PASS THE POPCORN // BOUND FOR GLORY (1977).
25 Novembre, 2015«Ricordo la notte in cui scrisse la canzone “Tom Joad”.
Mi disse: «Pete, sai dove posso trovare una macchina da scrivere?».
Gli risposi: «Ehi… io vivo con un tizio che ne ha una!».
«Bene, devo scrivere una ballad», disse.
«Sai, di solito non scrivo ballads su commissione, ma Victor mi ha chiesto un intero album di Dust Bowl songs, e me ne vuole una che parli di Tom Joad… Sai il personaggio di Steinbeck, quello di Furore».
Detto ciò, Woody ,che aveva con sé una brocca di vino da mezzo gallone, si sedette e iniziò a battere furiosamente sui tasti. S’alzava, ricordo, con una certa frequenza, per provare un verso accompagnandosi con la chitarra; quindi tornava a sedersi e ne buttava giù qualche altro. Dopo circa un’ora, io e il compagno di stanza ci appisolammo profondamente.
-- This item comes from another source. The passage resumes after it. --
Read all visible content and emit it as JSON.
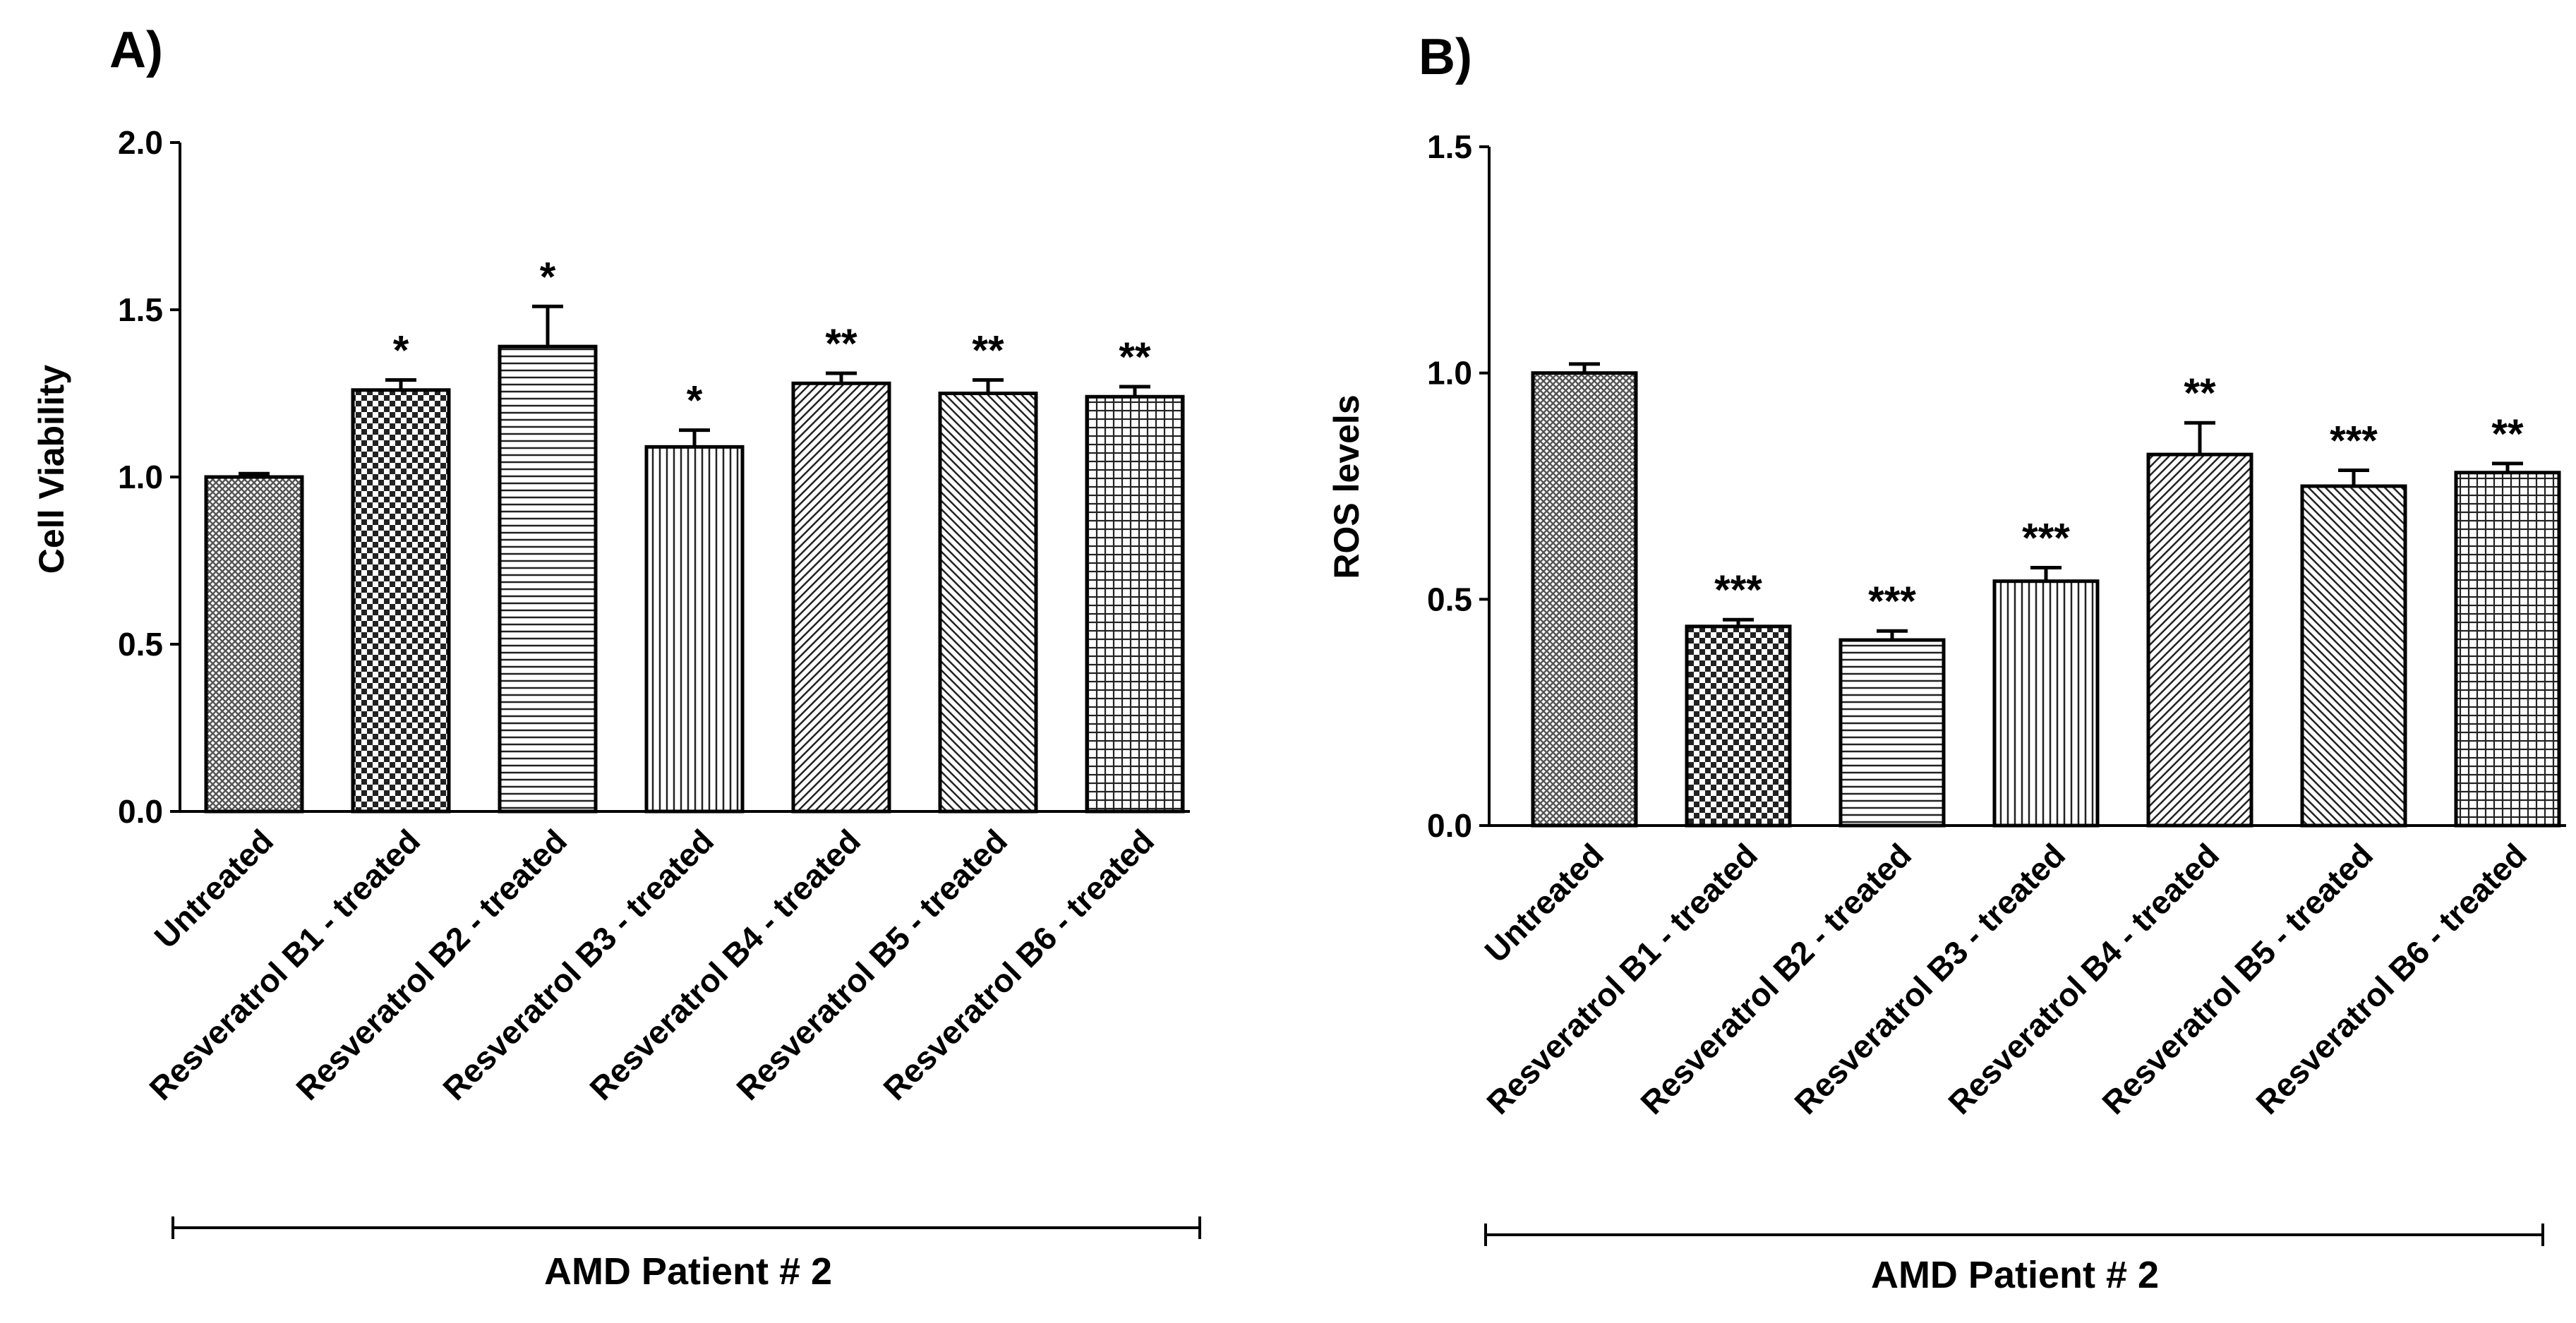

La mattina, al risveglio, trovammo Woody rannicchiato sul pavimento, sotto al tavolo; la brocca di vino quasi vuota, e la ballad finita a fianco della macchina da scrivere, in bella mostra.
Ed è uno dei suoi capolavori».
Pete Seeger, The Incompleat Folksinger (1972).
La musica, si sa, ha i suoi miti e le sue mitologie.
In una di queste saghe, si racconta di un principe dei menestrelli che, venuto a conoscenza quasi per caso, dalla radio di un taxi su cui stava viaggiando, della imminente morte del re dei menestrelli, si fa immediatamente portare in ospedale, per fargli visita ed omaggiarlo.
La storia continua con una sorta di passaggio di consegne silenzioso, con il principe dei menestrelli che veglia per tutta la notte il re, insieme ad altri sudditi, fino alla sua morte.
La città era New York.
L’anno il 1967.
Il re dei menestrelli, Woodie Guthrie.
Il principe, Robert Allen Zimmerman, Mr. Bob Dylan.
Come ogni mito mescola menzogna e verità.
Come ogni racconto di una vita ha parti ingigantite e parti rimpicciolite.
Come ogni vita è in parte vissuto in parte percezione altrui.
Stasera vi raccontiamo la storia di Woodie Guthrie, il re dei menestrelli. Mettevi comodi. Andiamo a cominciare…
«Woody è semplicemente Woody. Migliaia di persone non sanno neppure che abbia un nome: per molti lui è semplicemente la sua voce e la sua chitarra. Canta le storie della gente perché, credo, lui faccia parte di quella gente. Voce stridula e nasale, con la chitarra che spunta di traverso come il raggio sfasciato di una ruota arrugginita, trovo che Woody non appaia per nulla rassicurante; e non sono rassicuranti neppure le sue canzoni. Ma al loro interno, c’è qualcosa di più importante per chi le ascolta: la volontà del popolo di resistere e combattere contro l’oppressione. Credo che possiamo ben definirlo Spirito americano, questo. Quello vero».
John Steinbeck, citato in Woody Guthrie: A Life (1981) di Joe Klein.